Key insights and market outlook
The Financial Services Authority (OJK) reported that Indonesia's multifinance industry Non Performing Financing (NPF) net rose to 0.84% by September 2025, up from 0.75% at the end of 2024. Adira Finance's CFO Sylvanus Gani stated that this increase indicates some risks remain despite provisioning, emphasizing the need for prudent risk management in the industry.
The Financial Services Authority (OJK) has reported a rise in the multifinance industry's Non Performing Financing (NPF) net to 0.84% as of September 2025, up from 0.75% at the end of 2024. This increase indicates a shift in the industry's risk profile, suggesting that some credit risks are still emerging despite existing provisioning measures.

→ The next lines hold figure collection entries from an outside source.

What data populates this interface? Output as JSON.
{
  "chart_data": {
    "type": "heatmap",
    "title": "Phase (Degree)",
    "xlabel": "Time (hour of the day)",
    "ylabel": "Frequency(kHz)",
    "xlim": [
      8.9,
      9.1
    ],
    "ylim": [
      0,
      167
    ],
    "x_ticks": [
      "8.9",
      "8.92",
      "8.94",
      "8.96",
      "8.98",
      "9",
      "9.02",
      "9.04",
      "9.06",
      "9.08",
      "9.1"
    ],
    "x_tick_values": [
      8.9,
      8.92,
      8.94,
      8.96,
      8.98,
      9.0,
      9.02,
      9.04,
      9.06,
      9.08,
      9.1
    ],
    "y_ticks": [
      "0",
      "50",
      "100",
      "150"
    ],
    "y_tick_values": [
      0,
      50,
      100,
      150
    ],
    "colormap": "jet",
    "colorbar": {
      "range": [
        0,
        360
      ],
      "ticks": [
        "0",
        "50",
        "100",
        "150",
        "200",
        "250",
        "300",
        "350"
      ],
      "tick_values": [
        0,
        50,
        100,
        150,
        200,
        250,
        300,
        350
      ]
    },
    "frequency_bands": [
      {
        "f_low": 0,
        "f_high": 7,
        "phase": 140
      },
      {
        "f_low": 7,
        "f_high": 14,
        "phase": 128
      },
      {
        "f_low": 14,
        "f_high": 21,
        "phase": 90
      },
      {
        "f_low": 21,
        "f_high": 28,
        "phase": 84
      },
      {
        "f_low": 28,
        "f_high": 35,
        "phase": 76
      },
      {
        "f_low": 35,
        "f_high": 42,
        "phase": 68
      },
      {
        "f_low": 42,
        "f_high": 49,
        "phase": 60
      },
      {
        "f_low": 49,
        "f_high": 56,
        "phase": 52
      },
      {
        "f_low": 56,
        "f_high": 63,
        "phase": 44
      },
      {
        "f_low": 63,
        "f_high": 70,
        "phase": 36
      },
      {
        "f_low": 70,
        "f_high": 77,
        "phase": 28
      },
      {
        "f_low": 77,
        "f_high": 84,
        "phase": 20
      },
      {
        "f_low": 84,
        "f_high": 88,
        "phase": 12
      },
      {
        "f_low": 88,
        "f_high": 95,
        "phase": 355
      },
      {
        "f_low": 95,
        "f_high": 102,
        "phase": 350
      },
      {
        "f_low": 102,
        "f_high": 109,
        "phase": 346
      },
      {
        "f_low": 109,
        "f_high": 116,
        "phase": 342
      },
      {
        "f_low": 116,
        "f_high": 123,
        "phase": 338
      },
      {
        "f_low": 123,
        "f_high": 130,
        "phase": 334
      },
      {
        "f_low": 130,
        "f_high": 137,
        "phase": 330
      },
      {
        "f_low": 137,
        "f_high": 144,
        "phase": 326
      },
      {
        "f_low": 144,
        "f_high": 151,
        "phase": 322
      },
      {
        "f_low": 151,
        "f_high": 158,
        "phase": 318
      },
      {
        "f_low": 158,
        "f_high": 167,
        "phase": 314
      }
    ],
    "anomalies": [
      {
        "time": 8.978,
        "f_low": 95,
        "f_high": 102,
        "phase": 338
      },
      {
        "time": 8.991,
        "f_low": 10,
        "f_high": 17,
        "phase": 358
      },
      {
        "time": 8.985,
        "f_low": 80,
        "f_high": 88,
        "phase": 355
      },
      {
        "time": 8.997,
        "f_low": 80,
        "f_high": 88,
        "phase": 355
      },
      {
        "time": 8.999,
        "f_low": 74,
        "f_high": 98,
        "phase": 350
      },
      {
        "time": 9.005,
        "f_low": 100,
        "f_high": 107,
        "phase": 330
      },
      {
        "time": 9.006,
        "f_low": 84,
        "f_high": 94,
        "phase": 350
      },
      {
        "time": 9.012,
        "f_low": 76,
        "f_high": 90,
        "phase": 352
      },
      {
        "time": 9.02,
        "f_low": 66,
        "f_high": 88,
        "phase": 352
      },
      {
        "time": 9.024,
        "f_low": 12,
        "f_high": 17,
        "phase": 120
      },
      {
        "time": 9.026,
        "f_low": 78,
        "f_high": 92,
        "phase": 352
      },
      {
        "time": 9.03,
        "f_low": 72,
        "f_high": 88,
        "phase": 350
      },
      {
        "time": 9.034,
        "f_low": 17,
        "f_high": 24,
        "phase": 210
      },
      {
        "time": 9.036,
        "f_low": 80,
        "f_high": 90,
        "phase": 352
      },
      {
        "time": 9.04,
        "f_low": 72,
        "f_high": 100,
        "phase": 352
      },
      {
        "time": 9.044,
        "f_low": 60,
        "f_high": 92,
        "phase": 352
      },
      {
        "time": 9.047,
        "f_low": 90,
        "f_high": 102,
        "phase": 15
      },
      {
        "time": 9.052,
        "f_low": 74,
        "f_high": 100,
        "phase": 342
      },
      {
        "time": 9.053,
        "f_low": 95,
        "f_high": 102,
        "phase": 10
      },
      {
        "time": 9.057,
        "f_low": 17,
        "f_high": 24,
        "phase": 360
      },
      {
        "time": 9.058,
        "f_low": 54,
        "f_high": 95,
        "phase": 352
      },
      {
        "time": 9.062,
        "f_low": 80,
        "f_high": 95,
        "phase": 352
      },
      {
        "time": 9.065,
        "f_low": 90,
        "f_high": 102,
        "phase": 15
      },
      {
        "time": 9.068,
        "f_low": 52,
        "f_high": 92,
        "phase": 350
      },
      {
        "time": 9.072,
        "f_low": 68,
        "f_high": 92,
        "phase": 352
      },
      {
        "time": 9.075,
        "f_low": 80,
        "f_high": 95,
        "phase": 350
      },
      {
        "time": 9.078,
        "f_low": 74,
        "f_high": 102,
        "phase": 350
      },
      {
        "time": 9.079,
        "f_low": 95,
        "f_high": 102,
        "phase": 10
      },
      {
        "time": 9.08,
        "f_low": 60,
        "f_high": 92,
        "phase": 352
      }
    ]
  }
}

PT Adira Dinamika Multi Finance Tbk (Adira Finance), a major player in the multifinance sector, responded to the OJK's data through its Chief Financial Officer, Sylvanus Gani. Gani emphasized that the rising NPF net indicates that some risks remain uncovered by current provisioning. He stressed that this development underscores the importance of maintaining prudent risk management practices across the industry.
The increase in NPF net to 0.84% reflects the ongoing challenges in the multifinance sector, particularly in managing credit risk. While the figure remains relatively low, the upward trend suggests that industry players need to remain vigilant. The emphasis on prudent risk management is likely to lead to tighter credit assessments and potentially more conservative lending practices in the coming months.